Between such awkward conversations, you never get the time to drive to the gym, train for an hour and get back home. However, you can sneak out or go to the basement for an hour or more just to get some personal time or do hardcore exercising. Additionally, setting up your own home gym is pretty easy if you know where to look.
Easy And Effective Workouts
The best part of working out while on vacation or at a hotel is that you don’t need any equipment. With the things that lie around you, you can modify your exercise and get the same intensity as working out in the gym. So, let’s check out some of the simple workouts you can do.
1) Squats And Stairs
Besides the unlucky individuals who evacuate the hotel during the emergency, many people never use or haven’t seen a hotel staircase. Well, this is a good thing. It means you can use it for your workout without worrying about other people interrupting.

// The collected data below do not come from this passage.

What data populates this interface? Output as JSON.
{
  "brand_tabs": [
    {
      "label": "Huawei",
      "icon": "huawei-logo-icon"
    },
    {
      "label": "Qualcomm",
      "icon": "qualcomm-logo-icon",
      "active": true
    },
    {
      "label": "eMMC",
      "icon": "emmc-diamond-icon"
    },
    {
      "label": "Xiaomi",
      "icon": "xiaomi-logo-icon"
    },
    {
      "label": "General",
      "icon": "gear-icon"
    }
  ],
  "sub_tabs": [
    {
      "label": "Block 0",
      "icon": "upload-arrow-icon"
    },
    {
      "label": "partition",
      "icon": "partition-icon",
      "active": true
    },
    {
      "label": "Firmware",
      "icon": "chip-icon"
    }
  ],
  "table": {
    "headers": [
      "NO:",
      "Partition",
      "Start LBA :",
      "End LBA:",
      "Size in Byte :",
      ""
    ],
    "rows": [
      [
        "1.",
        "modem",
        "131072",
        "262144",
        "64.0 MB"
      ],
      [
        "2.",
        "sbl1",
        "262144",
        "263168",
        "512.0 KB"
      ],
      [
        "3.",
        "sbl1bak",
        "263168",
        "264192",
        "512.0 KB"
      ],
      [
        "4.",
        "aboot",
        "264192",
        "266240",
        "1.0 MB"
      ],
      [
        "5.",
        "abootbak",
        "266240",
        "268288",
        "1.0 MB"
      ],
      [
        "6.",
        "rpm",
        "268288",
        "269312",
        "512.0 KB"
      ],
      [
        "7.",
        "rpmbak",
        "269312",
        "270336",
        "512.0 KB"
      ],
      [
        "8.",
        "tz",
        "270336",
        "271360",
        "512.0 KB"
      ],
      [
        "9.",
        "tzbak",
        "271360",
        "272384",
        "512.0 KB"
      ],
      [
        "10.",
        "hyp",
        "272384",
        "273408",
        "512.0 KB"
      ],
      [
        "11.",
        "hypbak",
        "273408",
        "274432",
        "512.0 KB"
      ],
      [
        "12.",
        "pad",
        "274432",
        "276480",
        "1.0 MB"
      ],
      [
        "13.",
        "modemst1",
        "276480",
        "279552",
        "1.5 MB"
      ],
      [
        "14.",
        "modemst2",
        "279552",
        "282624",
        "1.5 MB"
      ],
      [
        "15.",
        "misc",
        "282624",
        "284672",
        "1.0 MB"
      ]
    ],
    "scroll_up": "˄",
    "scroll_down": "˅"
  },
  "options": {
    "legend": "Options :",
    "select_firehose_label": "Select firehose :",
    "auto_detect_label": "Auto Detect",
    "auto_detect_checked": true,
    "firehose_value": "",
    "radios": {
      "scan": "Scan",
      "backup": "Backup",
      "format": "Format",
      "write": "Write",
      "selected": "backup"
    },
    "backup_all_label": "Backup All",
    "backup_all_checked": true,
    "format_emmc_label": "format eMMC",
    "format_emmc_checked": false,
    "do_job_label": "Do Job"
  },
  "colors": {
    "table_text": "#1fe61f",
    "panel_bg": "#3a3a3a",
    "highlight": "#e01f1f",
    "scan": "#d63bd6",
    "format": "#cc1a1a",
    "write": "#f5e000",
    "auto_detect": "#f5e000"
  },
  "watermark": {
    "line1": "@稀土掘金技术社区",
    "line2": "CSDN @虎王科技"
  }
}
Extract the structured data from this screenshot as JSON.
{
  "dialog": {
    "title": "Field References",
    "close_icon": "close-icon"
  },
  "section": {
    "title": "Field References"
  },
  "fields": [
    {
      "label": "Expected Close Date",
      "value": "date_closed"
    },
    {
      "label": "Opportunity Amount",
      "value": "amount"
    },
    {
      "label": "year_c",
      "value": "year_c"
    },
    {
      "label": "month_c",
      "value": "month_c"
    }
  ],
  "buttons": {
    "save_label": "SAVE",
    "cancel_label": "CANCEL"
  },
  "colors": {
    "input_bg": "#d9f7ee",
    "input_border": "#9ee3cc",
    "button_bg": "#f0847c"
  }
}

The basic idea of this exercise is to climb the stair as fast as possible and do a perfect squat when you climb each flight. Of course, some people like to hit the pavement for exercising while on vacation. But it is not a good option. Limited routes and weather mean your plan of getting a great workout routine done can backfire. But the stairs will always be there for you.
2) Lunge Windmill
Here you need to step back and be in the lunge position. Your elbows must be elevated and step up using your back leg. It must cross over and tap the other elbow. Continue with this procedure for 14-15 reps just before you switch your legs.
3) Mountain Climber
First, you need to be in the plank position. Make sure your wrists are aligned just underneath your shoulders and the spine and abs must be straight. Then lift your right leg and slowly bend your right knee. It must be towards the right wrist, and there should be physical contact among both of them.
From this position, you have to slide the knee upwards and place your arms down. Make sure it zips to your armpit when you are pulling your abs in. Then you need to round your back a bit to the ceiling and make sure that it slides back to the wrist. At the bottom, hold your knee just above the ground. Don’t rest it on the mat or floor.
4) Speed Skater
In this simple exercise, you need to balance on one leg. Then, using your hand tap the ground. Now take huge jumps from side to side while holding a balance on one of your legs. Simultaneously, touch the ground with each jump. Repeat this exercise for 30 seconds or more.
5) Chair-Step Up
For this exercise, you need a chair. Keep the chair in front of you and lunge in front of it. Using your back leg, step up and hop on the chair. After that, you need to return to the same lunge and repeat the same procedure. For each leg, do ten reps.
6) Sumo Squat Jumps
This squat exercise is good for your butt and thighs. First, you need to stand keeping your feet and shoulder apart. Make sure they are slightly turned out and your arms should be resting on your hips. Then you have to bend your knees and plie. Jump up explosively, keeping your core engage.
Land with control and ensure that you lower your body back to the squat position, so that you complete one rep.
Don’t allow family gatherings and holiday travels to get in the way of your exercising. Just because you are away on a holiday or vacation, doesn’t mean that you spend the entire time enjoying. Of course, such trips are for enjoyment, but it doesn’t mean that your workouts take a back seat. You need to find the time and make your exercises more intense. Just squeeze in the above given 6 effective workouts and enjoy a crazy and fun-filled vacation.